Tokyo, the capital of Japan, is known for its metropolitan landscape, with tall buildings and industrial skyscrapers. But inside Tokyo is the Hama Rikyū Garden that sits like a green oasis - a stark contrast to the city's steel and concrete surroundings.
The Hama Rikyū Garden is specifically located in Chūō, Tokyo, at the bank of the Sumida River. The word “hama” means seashore, and “rikyū” means imperial villa, so literally, Hama Rikyū means an imperial villa at the seashore, which is what it originally was. About 300 years ago during the Edo Period, the garden was a villa owned by shoguns (feudal lords), specifically of the Tokugawa family. In 1871, the Japanese Imperial family took ownership of the land and remodeled and later opened it as a public park in 1946.
The Hama Rikyū Garden has a lot of mini-gardens inside for trees such as peonies, plum and of course, the popular cherry trees. Plot of lands are also reserved for flowers to grow untended.
Trees that have survived since the 17th or 18th century are still planted inside the garden. Would you believe that these pine trees are still alive, and are continuing to grow sideways? Wood posts are placed below their branches to keep the trees from falling and being uprooted.
This pine tree is already 300 years old, probably as old as the garden itself.
A twisted tree will also meet you when you cross the bridge to the teahouse.
The garden isn’t just a place for plant and tree-lovers; it’s also a scenic place for explorers. The Hama Rikyū Garden has secret houses within it, such as this small hut up the flight of stone stairs.
You can even see a duck-hunting hut that almost looks like a hobbit house from the Lord of the Rings, only the door isn’t round. The grass covering the cottages makes sure the interior is kept cool under the hot sun.
This flight of stairs will lead explorers to an unobstructed view of the beautiful Mount Fuji.
If you think you’re born with sea legs, you can also take a boat ride going to and from the garden. These boats will give you a 35-minute ride which will take you to Asakusa. Because of the urban surroundings, the water has unfortunately not maintained its cleanliness; you can see how murky and grayish it looks.

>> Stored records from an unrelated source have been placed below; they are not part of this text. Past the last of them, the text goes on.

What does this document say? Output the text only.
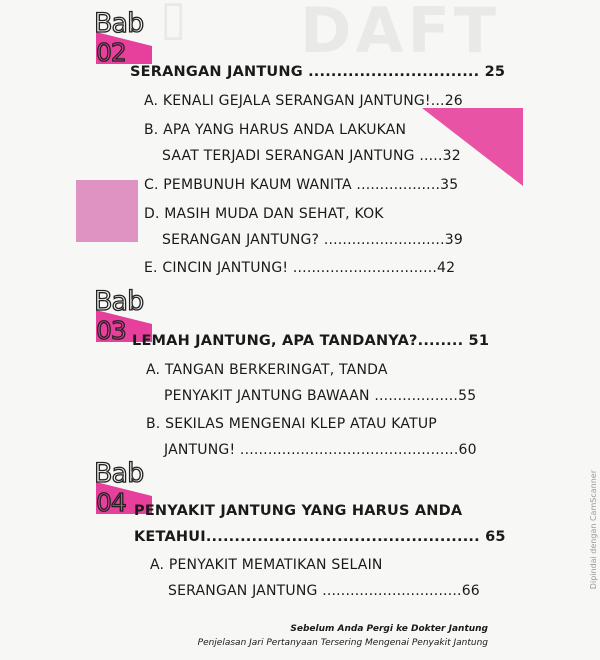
DAFT
▯
Bab
02
SERANGAN JANTUNG .............................. 25
A. KENALI GEJALA SERANGAN JANTUNG!...26
B. APA YANG HARUS ANDA LAKUKAN
SAAT TERJADI SERANGAN JANTUNG .....32
C. PEMBUNUH KAUM WANITA ..................35
D. MASIH MUDA DAN SEHAT, KOK
SERANGAN JANTUNG? ..........................39
E. CINCIN JANTUNG! ...............................42
Bab
03 LEMAH JANTUNG, APA TANDANYA?........ 51
A. TANGAN BERKERINGAT, TANDA
PENYAKIT JANTUNG BAWAAN ..................55
B. SEKILAS MENGENAI KLEP ATAU KATUP
JANTUNG! ...............................................60
Bab
04 PENYAKIT JANTUNG YANG HARUS ANDA
KETAHUI................................................ 65
A. PENYAKIT MEMATIKAN SELAIN
SERANGAN JANTUNG ..............................66
Sebelum Anda Pergi ke Dokter Jantung
Penjelasan Jari Pertanyaan Tersering Mengenai Penyakit Jantung
Dipindai dengan CamScanner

The Hama Rikyū Garden also has numerous ponds that are sanctuaries for herons and ducks. If you’re lucky enough to visit the garden before winter, you might see migrating birds taking a much-needed rest in the garden. Here, you can see a lake framed by kissing trees.
And if you’re tired from exploring the beautiful garden, you can take a breather in one of the several teahouses. This particular teahouse sits in the middle of a pond.
In the teahouse, you don’t just get some rest, but you also explore more of the Japanese culture. Green tea is served within a tea ceremony, where you learn how to sip the tea the Japanese way, and even turn the tea cup several times before your first sip. And to get the feel of the Japanese custom, every guest leaves their shoes outside and sits on the floor, because the Japanese are minimalists when it comes to interior decoration.
For many people who are tired of the urban lifestyle, going away for a few hours to the Hama Rikyū Garden will be a refreshing experience. The garden is frequently visited, which probably results in some littering from the visitors. Hopefully, the garden will keep its quality as a clean and natural environment for centuries to come.